France Télécom va-t-il également freiner les développements de la fibre, comme on a pu l’observer dans le cas de l’ADSL ?
Lors des dernières assises télécoms de l’Idate en novembre, Didier Lombard, PDG de France Télécom, a déclaré qu’il était prêt à investir dans la fibre à condition de ne pas être régulé. On peut craindre qu’il mette des bâtons dans les roues aux opérateurs alternatifs.
Le déploiement de la fibre sur l’ensemble de la France est-il un bon argument pour la prochaine campagne présidentielle ?

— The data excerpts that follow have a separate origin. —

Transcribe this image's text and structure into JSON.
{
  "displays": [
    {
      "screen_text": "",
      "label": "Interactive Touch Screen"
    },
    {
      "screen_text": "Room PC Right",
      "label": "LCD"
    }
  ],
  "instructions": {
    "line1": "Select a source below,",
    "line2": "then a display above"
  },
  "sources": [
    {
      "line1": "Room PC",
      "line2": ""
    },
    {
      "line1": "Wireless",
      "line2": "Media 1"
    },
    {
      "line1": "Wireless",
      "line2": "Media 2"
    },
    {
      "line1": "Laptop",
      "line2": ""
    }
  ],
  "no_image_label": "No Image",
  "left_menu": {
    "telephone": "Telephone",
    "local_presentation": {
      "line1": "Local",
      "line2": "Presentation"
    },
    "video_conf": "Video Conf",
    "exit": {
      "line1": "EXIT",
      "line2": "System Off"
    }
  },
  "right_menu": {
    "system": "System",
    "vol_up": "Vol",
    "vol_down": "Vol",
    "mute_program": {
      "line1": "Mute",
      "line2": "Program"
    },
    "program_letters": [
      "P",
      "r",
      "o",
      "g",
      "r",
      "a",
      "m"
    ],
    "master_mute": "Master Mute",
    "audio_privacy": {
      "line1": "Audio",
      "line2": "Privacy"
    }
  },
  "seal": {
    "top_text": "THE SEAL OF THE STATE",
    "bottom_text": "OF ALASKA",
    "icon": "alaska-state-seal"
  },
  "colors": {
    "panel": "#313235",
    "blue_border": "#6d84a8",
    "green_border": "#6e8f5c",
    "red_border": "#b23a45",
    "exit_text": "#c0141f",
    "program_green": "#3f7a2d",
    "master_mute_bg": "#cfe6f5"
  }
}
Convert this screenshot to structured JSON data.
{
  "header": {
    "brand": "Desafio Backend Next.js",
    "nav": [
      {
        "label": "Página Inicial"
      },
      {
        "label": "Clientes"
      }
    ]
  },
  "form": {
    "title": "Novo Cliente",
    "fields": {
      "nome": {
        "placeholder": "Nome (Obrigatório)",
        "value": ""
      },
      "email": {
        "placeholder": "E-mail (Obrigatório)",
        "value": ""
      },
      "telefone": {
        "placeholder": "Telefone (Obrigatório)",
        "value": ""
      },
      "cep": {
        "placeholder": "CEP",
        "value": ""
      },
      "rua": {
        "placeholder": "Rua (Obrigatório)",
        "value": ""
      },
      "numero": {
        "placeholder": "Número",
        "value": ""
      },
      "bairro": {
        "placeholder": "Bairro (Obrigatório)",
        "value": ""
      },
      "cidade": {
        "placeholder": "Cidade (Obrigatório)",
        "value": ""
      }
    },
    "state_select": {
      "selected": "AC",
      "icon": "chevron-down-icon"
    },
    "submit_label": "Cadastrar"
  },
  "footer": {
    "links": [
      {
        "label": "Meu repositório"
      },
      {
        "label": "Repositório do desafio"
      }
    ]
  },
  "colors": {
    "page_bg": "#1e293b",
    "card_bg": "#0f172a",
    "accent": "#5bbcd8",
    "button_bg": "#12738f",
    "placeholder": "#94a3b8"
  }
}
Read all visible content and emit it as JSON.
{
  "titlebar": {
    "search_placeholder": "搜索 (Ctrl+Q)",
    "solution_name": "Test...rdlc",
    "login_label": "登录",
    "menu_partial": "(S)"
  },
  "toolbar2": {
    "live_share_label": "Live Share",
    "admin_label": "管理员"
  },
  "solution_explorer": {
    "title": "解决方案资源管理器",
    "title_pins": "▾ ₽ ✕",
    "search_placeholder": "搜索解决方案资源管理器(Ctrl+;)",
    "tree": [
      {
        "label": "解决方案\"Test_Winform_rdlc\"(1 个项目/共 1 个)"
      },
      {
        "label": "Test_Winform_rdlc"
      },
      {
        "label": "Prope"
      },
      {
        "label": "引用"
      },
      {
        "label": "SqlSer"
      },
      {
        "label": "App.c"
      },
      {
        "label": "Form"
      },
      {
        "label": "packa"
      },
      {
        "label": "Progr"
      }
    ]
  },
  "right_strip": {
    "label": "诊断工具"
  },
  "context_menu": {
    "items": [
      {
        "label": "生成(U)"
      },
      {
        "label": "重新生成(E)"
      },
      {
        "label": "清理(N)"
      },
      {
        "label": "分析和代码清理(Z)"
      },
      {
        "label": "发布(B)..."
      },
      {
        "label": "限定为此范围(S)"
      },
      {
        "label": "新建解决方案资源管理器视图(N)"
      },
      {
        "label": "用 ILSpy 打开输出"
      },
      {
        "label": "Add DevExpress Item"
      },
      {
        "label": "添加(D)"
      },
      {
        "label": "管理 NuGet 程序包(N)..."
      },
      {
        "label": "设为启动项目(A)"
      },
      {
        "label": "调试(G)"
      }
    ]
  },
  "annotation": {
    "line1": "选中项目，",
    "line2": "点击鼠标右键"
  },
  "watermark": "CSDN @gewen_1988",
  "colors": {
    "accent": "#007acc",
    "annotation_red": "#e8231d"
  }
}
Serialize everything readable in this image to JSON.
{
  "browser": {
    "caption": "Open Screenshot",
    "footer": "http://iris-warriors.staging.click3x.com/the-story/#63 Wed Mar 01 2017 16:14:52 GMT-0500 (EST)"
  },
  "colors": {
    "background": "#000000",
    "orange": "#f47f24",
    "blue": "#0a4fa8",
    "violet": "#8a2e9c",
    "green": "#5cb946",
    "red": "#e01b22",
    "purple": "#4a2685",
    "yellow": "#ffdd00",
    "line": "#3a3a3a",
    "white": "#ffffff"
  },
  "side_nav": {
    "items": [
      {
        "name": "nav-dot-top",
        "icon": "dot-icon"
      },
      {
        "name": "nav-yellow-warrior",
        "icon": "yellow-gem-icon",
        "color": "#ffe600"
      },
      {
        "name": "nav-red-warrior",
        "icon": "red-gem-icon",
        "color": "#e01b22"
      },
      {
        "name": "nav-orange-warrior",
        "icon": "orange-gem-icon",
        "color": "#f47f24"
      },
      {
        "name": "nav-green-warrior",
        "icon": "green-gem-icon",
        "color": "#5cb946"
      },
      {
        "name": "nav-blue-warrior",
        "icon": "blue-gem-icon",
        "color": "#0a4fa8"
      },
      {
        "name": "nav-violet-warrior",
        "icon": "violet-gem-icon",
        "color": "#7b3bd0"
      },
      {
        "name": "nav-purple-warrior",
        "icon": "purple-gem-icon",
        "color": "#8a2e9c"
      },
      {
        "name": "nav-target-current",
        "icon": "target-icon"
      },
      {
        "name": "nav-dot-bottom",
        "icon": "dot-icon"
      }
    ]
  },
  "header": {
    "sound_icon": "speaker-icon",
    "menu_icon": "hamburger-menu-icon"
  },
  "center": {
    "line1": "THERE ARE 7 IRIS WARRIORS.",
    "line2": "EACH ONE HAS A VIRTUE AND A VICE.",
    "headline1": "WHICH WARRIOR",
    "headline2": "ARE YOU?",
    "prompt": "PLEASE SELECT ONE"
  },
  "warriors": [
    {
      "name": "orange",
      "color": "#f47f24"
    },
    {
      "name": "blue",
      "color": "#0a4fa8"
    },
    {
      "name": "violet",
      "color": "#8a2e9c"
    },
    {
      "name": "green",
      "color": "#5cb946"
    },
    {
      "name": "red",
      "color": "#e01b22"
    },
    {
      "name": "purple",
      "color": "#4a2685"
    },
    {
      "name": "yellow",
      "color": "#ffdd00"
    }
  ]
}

Je l’ai déjà dit sur mon blog. Le département des Hauts-de-Seine, où Nicolas Sarkozy siège en qualité de président du Conseil général, a décidé de déployer la fibre optique sur l’ensemble du département. Peut-être proposera-t-il la même chose au niveau national lors de la prochaine course présidentielle. J’ai déjà écrit des lettres à la présidence de la République et à Nicolas Sarkozy dans ce sens. Mais je n’ai jamais obtenu de réponses. Les instances de décision de l’Union européenne devraient également prendre en main ce sujet stratégique pour notre avenir. On peut estimer qu’une connexion fibre par habitant représente un investissement de 1 200 euros en moyenne. Le montant devrait être moins élevé pour les zones rurales puisqu’il suffirait de mettre les fourreaux sur les poteaux électriques qui appartiennent aux collectivités locales.